The plaintiffs in the lawsuit are:

• Christopher A. “Skip” McCall, a Statesville resident;

• Rev. Robert Wright Lee IV. Rev. Lee, a Statesville resident and descendant of Confederate Gen. Robert E. Lee;

• The North Carolina State Conference of the NAACP, a civil rights organization whose mission is to ensure the political, educational, social and economic equality of rights of all persons and to eliminate racial hatred and discrimination.

• The NAACP Statesville Branch, which has been asking commissioners to relocate the monument for decades;

• The NAACP South Iredell Branch; and

• Iredell Clergy for Healing and Justice, an organization of local religious leaders from various denominations which serves as a voice for the underrepresented, disenfranchised, and underserved members of the Iredell County community by addressing social, civic, economic, and educational disparities.

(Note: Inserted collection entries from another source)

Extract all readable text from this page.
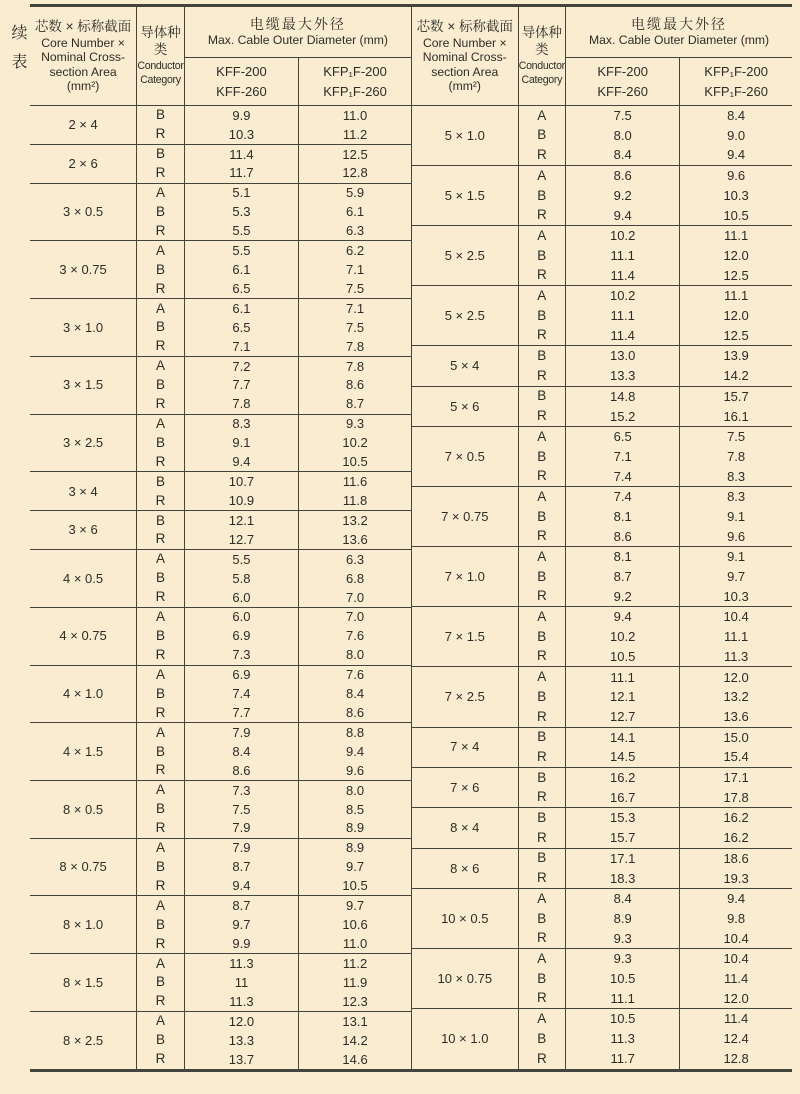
续表 芯数 × 标称截面
Core Number ×
Nominal Cross-
section Area
(mm²)	导体种类
Conductor
Category	电缆最大外径
Max. Cable Outer Diameter (mm)	

		KFF-200
KFF-260	KFP₁F-200
KFP₁F-260

2 × 4	B	9.9	11.0
	R	10.3	11.2
2 × 6	B	11.4	12.5
	R	11.7	12.8
3 × 0.5	A	5.1	5.9
	B	5.3	6.1
	R	5.5	6.3
3 × 0.75	A	5.5	6.2
	B	6.1	7.1
	R	6.5	7.5
3 × 1.0	A	6.1	7.1
	B	6.5	7.5
	R	7.1	7.8
3 × 1.5	A	7.2	7.8
	B	7.7	8.6
	R	7.8	8.7
3 × 2.5	A	8.3	9.3
	B	9.1	10.2
	R	9.4	10.5
3 × 4	B	10.7	11.6
	R	10.9	11.8
3 × 6	B	12.1	13.2
	R	12.7	13.6
4 × 0.5	A	5.5	6.3
	B	5.8	6.8
	R	6.0	7.0
4 × 0.75	A	6.0	7.0
	B	6.9	7.6
	R	7.3	8.0
4 × 1.0	A	6.9	7.6
	B	7.4	8.4
	R	7.7	8.6
4 × 1.5	A	7.9	8.8
	B	8.4	9.4
	R	8.6	9.6
8 × 0.5	A	7.3	8.0
	B	7.5	8.5
	R	7.9	8.9
8 × 0.75	A	7.9	8.9
	B	8.7	9.7
	R	9.4	10.5
8 × 1.0	A	8.7	9.7
	B	9.7	10.6
	R	9.9	11.0
8 × 1.5	A	11.3	11.2
	B	11	11.9
	R	11.3	12.3
8 × 2.5	A	12.0	13.1
	B	13.3	14.2
	R	13.7	14.6
芯数 × 标称截面
Core Number ×
Nominal Cross-
section Area
(mm²)	导体种类
Conductor
Category	电缆最大外径
Max. Cable Outer Diameter (mm)	

		KFF-200
KFF-260	KFP₁F-200
KFP₁F-260

5 × 1.0	A	7.5	8.4
	B	8.0	9.0
	R	8.4	9.4
5 × 1.5	A	8.6	9.6
	B	9.2	10.3
	R	9.4	10.5
5 × 2.5	A	10.2	11.1
	B	11.1	12.0
	R	11.4	12.5
5 × 2.5	A	10.2	11.1
	B	11.1	12.0
	R	11.4	12.5
5 × 4	B	13.0	13.9
	R	13.3	14.2
5 × 6	B	14.8	15.7
	R	15.2	16.1
7 × 0.5	A	6.5	7.5
	B	7.1	7.8
	R	7.4	8.3
7 × 0.75	A	7.4	8.3
	B	8.1	9.1
	R	8.6	9.6
7 × 1.0	A	8.1	9.1
	B	8.7	9.7
	R	9.2	10.3
7 × 1.5	A	9.4	10.4
	B	10.2	11.1
	R	10.5	11.3
7 × 2.5	A	11.1	12.0
	B	12.1	13.2
	R	12.7	13.6
7 × 4	B	14.1	15.0
	R	14.5	15.4
7 × 6	B	16.2	17.1
	R	16.7	17.8
8 × 4	B	15.3	16.2
	R	15.7	16.2
8 × 6	B	17.1	18.6
	R	18.3	19.3
10 × 0.5	A	8.4	9.4
	B	8.9	9.8
	R	9.3	10.4
10 × 0.75	A	9.3	10.4
	B	10.5	11.4
	R	11.1	12.0
10 × 1.0	A	10.5	11.4
	B	11.3	12.4
	R	11.7	12.8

McCall, a Vietnam veteran who protested segregation during the Civil Rights Movement, recalls his grandmother telling him when he was a child that the monument was erected to honor those who fought to keep “our people” in slavery. He promised his grandmother that he would “continue to work as long as there’s breath in my body to satisfy her dreams, her prayers, and her wishes” that the monument be moved.

Rev. Steve Shoemaker, speaking for the local clergy group, said the monument “has continued to cause anguish in the lives of people of color and moral discomfort” to others in the community. “Our faith traditions compel us ‘to do justice, love mercy and walk humbly with our God,’ and ‘to love our neighbor as ourselves.’ Such neighborly love leads us to our support of the relocation of the Confederate monument.”

Rev. Lee called the monument “a celebration of white supremacy and racism.” He said he wants to raise his two recently adopted daughters “in a world where we stand for what we say we stand for, that is equal justice under the law.”

The plaintiffs are represented by David and Carey Parker from the Parker Law Offices in Statesville.

“We are honored to represent the Plaintiffs in this lawsuit and to be part of a team who is peacefully seeking resolution in the courts,” David Parker said in the news release.

In addition, the plaintiffs are represented by a team of attorneys from the international law firm O’Melveny & Myers LLP, a firm with a long history of representing clients in North Carolina. Damarr Butler, an associate in O’Melveny’s Washington, D.C., office, is assisting in the case, along with former North Carolina Deputy Attorney General Hampton Dellinger, Cheyenne N. Chambers and Abraham Rubert-Schewel of Tin Fulton Walker & Owen in Charlotte, and Stuart M. Paynter and Gagan Gupta of Paynter Law in Hillsborough.

These lawyers are also involved with the pending lawsuits in Gaston and Alamance counties seeking the removal their Confederate monuments.